Ash a encarou, surpreso com aquela novidade. Ele sabia o quanto Cynthia levava a sério seus deveres como campeã. Ela não faria aquilo, ele tinha certeza, a não ser que julgasse valer muito a pena.

— Pensei que você precisasse voltar.

— Na verdade não, as coisas geralmente são calmas na Liga nessa época do ano. — A loira confessou. — Descobri uma lenda que me despertou o interesse, vou ficar para investigar. E se ... Se houver alguma novidade ...

— Eu te aviso. — Ash prometeu. — Mas não precisa esperar por mim. Tenho certeza que a Caly vai gostar de saber que você veio.
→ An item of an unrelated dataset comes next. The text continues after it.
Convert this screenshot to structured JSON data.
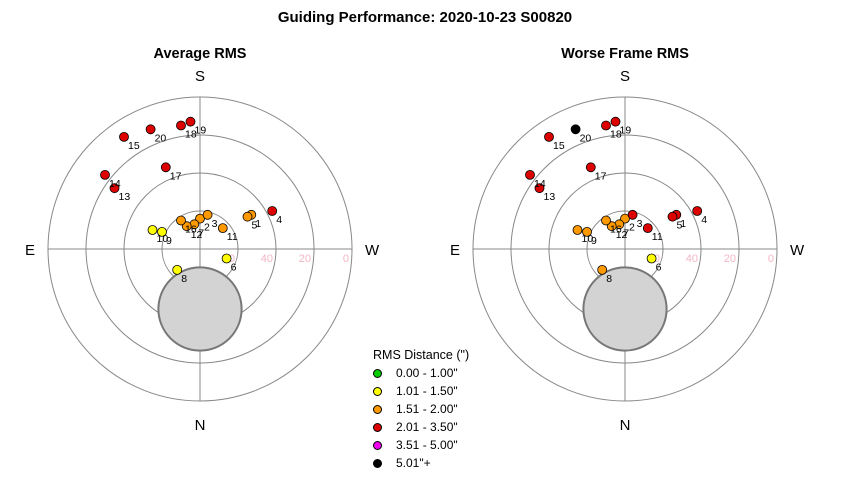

— Acha mesmo que ela pode nos ouvir, Ash? — Cynthia perguntou, embora, bem no fundo de si mesma, já soubesse a resposta.

— Pode apostar que sim. — O rapaz garantiu com total confiança. — A Caly é teimosa, você sabe disso. Ela não vai ceder assim tão fácil a nenhum pokemon idiota.

Dessa vez o sorriso que curvou os lábios da loira foi genuíno. Cynthia sempre gostara da confiança daquele rapaz, que se traduzia em uma honestidade quase sobrenatural. Mas havia também uma ponta de tristeza naquele sorriso, de culpa e depreciação.

— Ash, eu ... Sinto muito. — A loira disse. — O golpe deveria ter me atingido. Se sua irmã não tivesse me tirado do caminho ...

— É, eu sei. — Foi a resposta, acompanhada por um dar de ombros. — Eu vi. Mas não se culpe. A Caly teria feito a mesma coisa por qualquer outra pessoa. Ela é assim mesmo. Ser irritante não é a única coisa que minha irmã sabe fazer.

Calista, que apesar de sua aparente inconsciência tinha a mente e os sentidos extremamente alertas, sentiu uma onda de orgulho. A admiração na voz de seu irmão mais novo mais do que compensava a crítica em suas palavras.

A jovem tentou abrir os olhos ou fazer qualquer movimento para provar que Ash tinha razão, mas não pôde. Não conseguia sentir seu próprio corpo. Era esse o efeito do Abismo das Sombras, tornando-a uma prisioneira de sua própria mente.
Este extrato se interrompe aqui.